A file system is a subsystem of the operating system that performs file management activities such as organization, storing, retrieval, naming, sharing, and protection of files.
A good distributed file system provides the following types of services
1. Storage service
Allocation and management of space on a secondary storage device thus providing a logical view of the storage system.
2. True file service
Includes file-sharing semantics, file-caching mechanism, file replication mechanism, concurrency control, multiple copy update protocol etc.
3. Name/Directory service
Responsible for directory related activities such as creation and deletion of directories, adding a new file to a directory, deleting a file from a directory, changing the name of a file, moving a file from one directory to another etc.
Desirable features of a good distributed file system
1. Transparency
- Structure transparency: Clients should not know the number or locations of file servers and the storage devices.
- Access transparency: Both local and remote files should be accessible in the same way.
- Naming transparency: The name of the file should give no hint as to the location of the file.
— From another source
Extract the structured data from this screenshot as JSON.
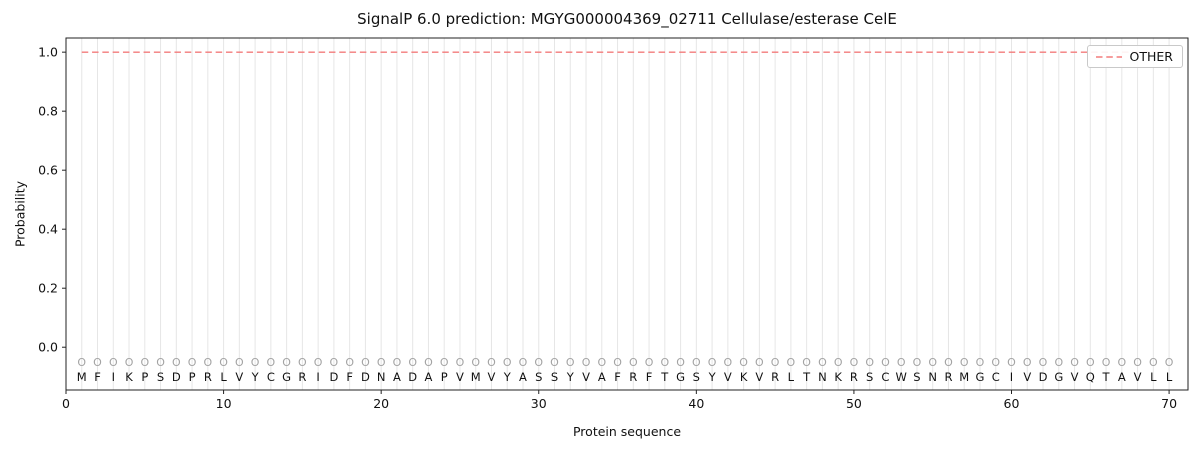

The name of the file must not be changed when moving from one node to another.
- Replication transparency: The clients do not need to know the existence or locations of multiple file copies.
2. User mobility
User should not force to work on a specific node but should have the flexibility to work on different nodes at different times.
3. Performance
The performance of the file system is usually measured as the average amount of time needed to satisfy client requests.
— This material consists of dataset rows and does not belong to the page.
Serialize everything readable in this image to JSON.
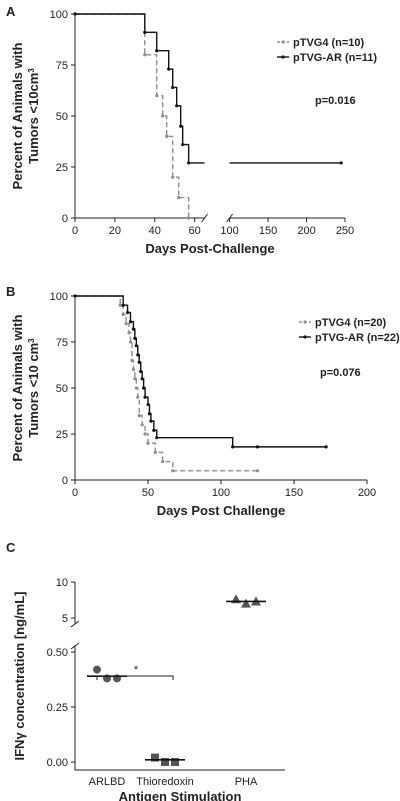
{
  "chart_data": [
    {
      "type": "line",
      "panel_label": "A",
      "ylabel": [
        "Percent of Animals with",
        "Tumors <10cm"
      ],
      "ylabel_superscript": "3",
      "xlabel": "Days Post-Challenge",
      "xlim": [
        0,
        250
      ],
      "xbreak": [
        65,
        100
      ],
      "xticks": [
        0,
        20,
        40,
        60,
        100,
        150,
        200,
        250
      ],
      "ylim": [
        0,
        100
      ],
      "yticks": [
        0,
        25,
        50,
        75,
        100
      ],
      "annotation": "p=0.016",
      "series": [
        {
          "name": "pTVG4 (n=10)",
          "color": "#8c8c8c",
          "dash": true,
          "x": [
            0,
            35,
            41,
            44,
            46,
            49,
            52,
            57
          ],
          "values": [
            100,
            80,
            60,
            50,
            40,
            20,
            10,
            0
          ]
        },
        {
          "name": "pTVG-AR (n=11)",
          "color": "#111111",
          "dash": false,
          "x": [
            0,
            35,
            41,
            47,
            49,
            51,
            53,
            54,
            57,
            245
          ],
          "values": [
            100,
            91,
            82,
            73,
            64,
            55,
            45,
            36,
            27,
            27
          ]
        }
      ]
    },
    {
      "type": "line",
      "panel_label": "B",
      "ylabel": [
        "Percent of Animals with",
        "Tumors <10 cm"
      ],
      "ylabel_superscript": "3",
      "xlabel": "Days Post Challenge",
      "xlim": [
        0,
        200
      ],
      "xticks": [
        0,
        50,
        100,
        150,
        200
      ],
      "ylim": [
        0,
        100
      ],
      "yticks": [
        0,
        25,
        50,
        75,
        100
      ],
      "annotation": "p=0.076",
      "series": [
        {
          "name": "pTVG4 (n=20)",
          "color": "#8c8c8c",
          "dash": true,
          "x": [
            0,
            31,
            33,
            35,
            37,
            38,
            39,
            40,
            41,
            42,
            43,
            44,
            46,
            48,
            50,
            55,
            60,
            67,
            125
          ],
          "values": [
            100,
            95,
            90,
            85,
            80,
            75,
            65,
            60,
            55,
            50,
            45,
            35,
            30,
            25,
            20,
            15,
            10,
            5,
            5
          ]
        },
        {
          "name": "pTVG-AR (n=22)",
          "color": "#111111",
          "dash": false,
          "x": [
            0,
            33,
            36,
            38,
            40,
            41,
            42,
            43,
            44,
            45,
            46,
            47,
            48,
            50,
            51,
            52,
            54,
            56,
            108,
            125,
            172
          ],
          "values": [
            100,
            95,
            91,
            86,
            82,
            77,
            73,
            68,
            64,
            59,
            55,
            50,
            45,
            41,
            36,
            32,
            27,
            23,
            18,
            18,
            18
          ]
        }
      ]
    },
    {
      "type": "scatter",
      "panel_label": "C",
      "ylabel": "IFNγ concentration [ng/mL]",
      "xlabel": "Antigen Stimulation",
      "categories": [
        "ARLBD",
        "Thioredoxin",
        "PHA"
      ],
      "ylim": [
        0,
        10
      ],
      "ybreak": [
        0.5,
        5
      ],
      "yticks": [
        {
          "value": 0,
          "label": "0.00"
        },
        {
          "value": 0.25,
          "label": "0.25"
        },
        {
          "value": 0.5,
          "label": "0.50"
        },
        5,
        10
      ],
      "color": "#555555",
      "markers": [
        "circle",
        "square",
        "triangle"
      ],
      "points": [
        [
          0.42,
          0.38,
          0.38
        ],
        [
          0.02,
          0.0,
          0.0
        ],
        [
          7.6,
          7.0,
          7.3
        ]
      ],
      "means": [
        0.39,
        0.01,
        7.3
      ],
      "significance": {
        "between": [
          0,
          1
        ],
        "label": "*"
      }
    }
  ]
}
4. Simplicity and ease of use
User interface to the file system be simple and number of commands should be as small as possible.
5. Scalability
A good distributed file system should be designed to easily cope with the growth of nodes and users in the system.
6. High availability
A distributed file system should continue to function in the face of partial failures such as a link failure, a node failure, or a storage device crash. A highly reliable and scalable distributed file system should have multiple and independent file servers controlling multiple and independent storage devices.
7. High reliability
Probability of loss of stored data should be minimized. System should automatically generate backup copies of critical files.
8. Security
Users should be confident of the privacy of their data.
9. Heterogeneity
There should be easy access to shared data on diverse platforms (e.g. Unix workstation, Wintel platform etc).